C. phing n. sp. differs from C. woworae in the shape of the rostrum, the shape of the chelae, and the coloration ( Figures 15–17 View Figure 15 View Figure 16 View Figure 17 ). The rostrum is 2.0–2.5 times as long as broad in C. woworae versus 1.7–2.1 times in C. phing n. sp. The first chelae are 2.1–2.5 times as long as broad in C. woworae versus 2.3–2.7 times as long as broad in C. phing n. sp. The background color is steel blue, marbled on the carapace sides with numerous tiny pale spots. The soft distal part of the caudal tail fan is orange. The chelipeds are steel blue with pale joints. The palm of the chelae is steel blue.

Etymology. C. phing n. sp. is named in honor of Liauw Pauw Phing, a crayfish enthusiast, for his noteworthy contribution to the knowledge of the crayfish of Papua.

His continuing effort to search and find unknown species is very needed work for our better understanding of the crayfish of this region.

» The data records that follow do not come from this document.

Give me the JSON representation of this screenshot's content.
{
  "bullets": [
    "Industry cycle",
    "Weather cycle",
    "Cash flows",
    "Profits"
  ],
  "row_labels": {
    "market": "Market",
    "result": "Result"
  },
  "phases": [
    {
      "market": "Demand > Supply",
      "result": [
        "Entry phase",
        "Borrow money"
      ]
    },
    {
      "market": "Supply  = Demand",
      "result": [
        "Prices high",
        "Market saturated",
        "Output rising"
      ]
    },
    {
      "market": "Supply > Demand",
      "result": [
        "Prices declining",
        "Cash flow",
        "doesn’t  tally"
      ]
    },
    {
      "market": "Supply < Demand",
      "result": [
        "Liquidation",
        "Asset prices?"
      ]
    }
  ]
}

Ecology. C. phing n. sp. is endemic to the Kali Ombak River drainage basin in the western part of the Kepala Burung (Vogelkop) Peninsula, Southwest Papua, Indonesia ( Figure 18 View Figure 18 ). One of the creeks harboring these crayfish is clear and shallow (0.2–1 m) with a fast to moderate flow and has a pH of approximately 5.5. The temperature is around 23–24 ◦ C. In most parts, no water plants are present. The substrate of the creek is rocky or sandy, with some parts covered with silt and detritus ( Figure 19 View Figure 19 ). Crayfish hide in short burrows in the riverbank, under larger rocks, or in detritus that is present in all the parts of the creek. Big males have been observed as active during the day. In some villages, these crayfish are harvested for food by locals, but it seems that, even if they are collected for the pet trade and in some villages for human consumption, the population is stable. The creek is surrounded by dense forest. To improve the knowledge of the distribution of this species, more field surveys will be necessary.

Common name. As a common name for this crayfish, we propose the Green Hornet Crayfish, as it is already available under this name in the pet trade.